The authorities of Vanuatu ordered on Thursday the massive and mandatory evacuation of the island of Ambae, which is declared in a state of emergency, because of the eruption of the Monaro volcano, as reported by the media. “The lives of the people of Ambae are our priority,” said the prime minister of this South Pacific island country, Charlot Salwai, ordering the mandatory evacuation to be completed by October 6, according to the Vanuatu Daily Daily in their Twitter account.

The volcano, whose alert was set at category four on a scale of five, is spewing rocks, volcanic gas, acid rain and ash into Ambae, where it is calculated that there are about 8,000 people, according to the Department of Geological Hazards of Vanuatu.

Imagery taken during a New Zealand Defence Force aerial survey showing activity from the Monaro volcano on Vanuatu’s Ambae Island.

Several ships were on alert and it was the decision of the Vanuatu Council of Ministers to evacuate the people of Ambae to the nearby islands of Santo, Pentecost and Malekula, according to Radio New Zealand .

The island of Ambae, declared in emergency, “is not safe”, said the coordinator of the Red Cross of Vanuatu, Dickenson Tevi, in statements quoted by the New Zealand station.
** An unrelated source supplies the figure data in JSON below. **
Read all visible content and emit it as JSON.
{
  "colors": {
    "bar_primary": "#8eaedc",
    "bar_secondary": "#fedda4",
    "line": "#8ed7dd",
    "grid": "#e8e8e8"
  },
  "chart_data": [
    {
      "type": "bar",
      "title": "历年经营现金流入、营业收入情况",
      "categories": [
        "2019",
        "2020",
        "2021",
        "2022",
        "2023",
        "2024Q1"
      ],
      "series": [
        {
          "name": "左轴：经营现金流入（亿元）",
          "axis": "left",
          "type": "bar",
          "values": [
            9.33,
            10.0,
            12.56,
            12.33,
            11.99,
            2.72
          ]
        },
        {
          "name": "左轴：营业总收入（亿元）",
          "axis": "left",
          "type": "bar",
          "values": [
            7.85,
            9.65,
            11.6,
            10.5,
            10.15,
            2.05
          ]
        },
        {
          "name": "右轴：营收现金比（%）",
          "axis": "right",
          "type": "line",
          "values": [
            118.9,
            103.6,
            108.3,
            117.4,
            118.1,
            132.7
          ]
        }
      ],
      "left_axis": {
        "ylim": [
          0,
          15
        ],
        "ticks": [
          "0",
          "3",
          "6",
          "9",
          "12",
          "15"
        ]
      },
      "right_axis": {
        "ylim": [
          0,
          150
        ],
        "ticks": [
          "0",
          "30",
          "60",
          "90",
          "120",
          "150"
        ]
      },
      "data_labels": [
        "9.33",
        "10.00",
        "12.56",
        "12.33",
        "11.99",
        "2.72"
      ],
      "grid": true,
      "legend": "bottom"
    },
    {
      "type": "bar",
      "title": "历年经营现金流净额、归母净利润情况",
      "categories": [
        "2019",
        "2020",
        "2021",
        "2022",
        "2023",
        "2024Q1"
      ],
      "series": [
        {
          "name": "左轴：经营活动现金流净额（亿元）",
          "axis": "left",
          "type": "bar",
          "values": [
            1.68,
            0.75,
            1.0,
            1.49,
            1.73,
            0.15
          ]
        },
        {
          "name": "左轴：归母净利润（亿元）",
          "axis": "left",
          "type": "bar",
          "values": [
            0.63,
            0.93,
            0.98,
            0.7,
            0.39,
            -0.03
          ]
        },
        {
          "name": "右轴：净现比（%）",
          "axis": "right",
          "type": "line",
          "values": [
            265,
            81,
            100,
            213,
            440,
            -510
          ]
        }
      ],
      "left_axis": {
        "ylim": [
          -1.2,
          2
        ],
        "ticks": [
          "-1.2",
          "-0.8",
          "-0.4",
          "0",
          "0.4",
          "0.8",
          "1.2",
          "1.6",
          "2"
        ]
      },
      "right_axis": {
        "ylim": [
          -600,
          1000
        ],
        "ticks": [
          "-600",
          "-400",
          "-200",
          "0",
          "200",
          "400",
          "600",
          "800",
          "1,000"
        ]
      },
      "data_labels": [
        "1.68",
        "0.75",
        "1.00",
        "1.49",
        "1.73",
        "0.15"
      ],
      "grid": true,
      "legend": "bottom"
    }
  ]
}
Tevi explained that many locals have fled from the vicinity of the volcano, which rises in the middle of the island, as a result of the eruptions, although never before has there been an evacuation of this magnitude of an entire population from the territory of archipelago, added the source.

The legislator representing Ambae, Jacob Mata, said that an estimated 8,000 residents remain in Ambae, most of them in shelters near the coast waiting to be evacuated.
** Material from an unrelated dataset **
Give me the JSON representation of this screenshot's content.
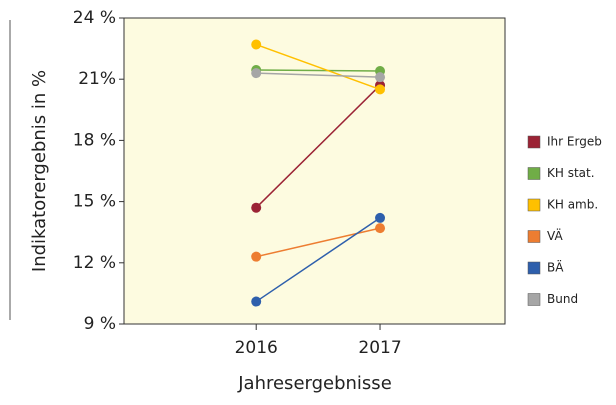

The evacuation “will probably take three to four days,” said Mata, who said he estimates that between 15 and 20 percent of the inhabitants have left the island, that’s 400 square kilometers, since the eruptions began in the last three weeks.

Vanuatu is an archipelago of 82 islands – mostly uninhabited – that sits on the Pacific Ring of Fire, an area of intense seismic and volcanic activity and is a convergent point for tectonic plates.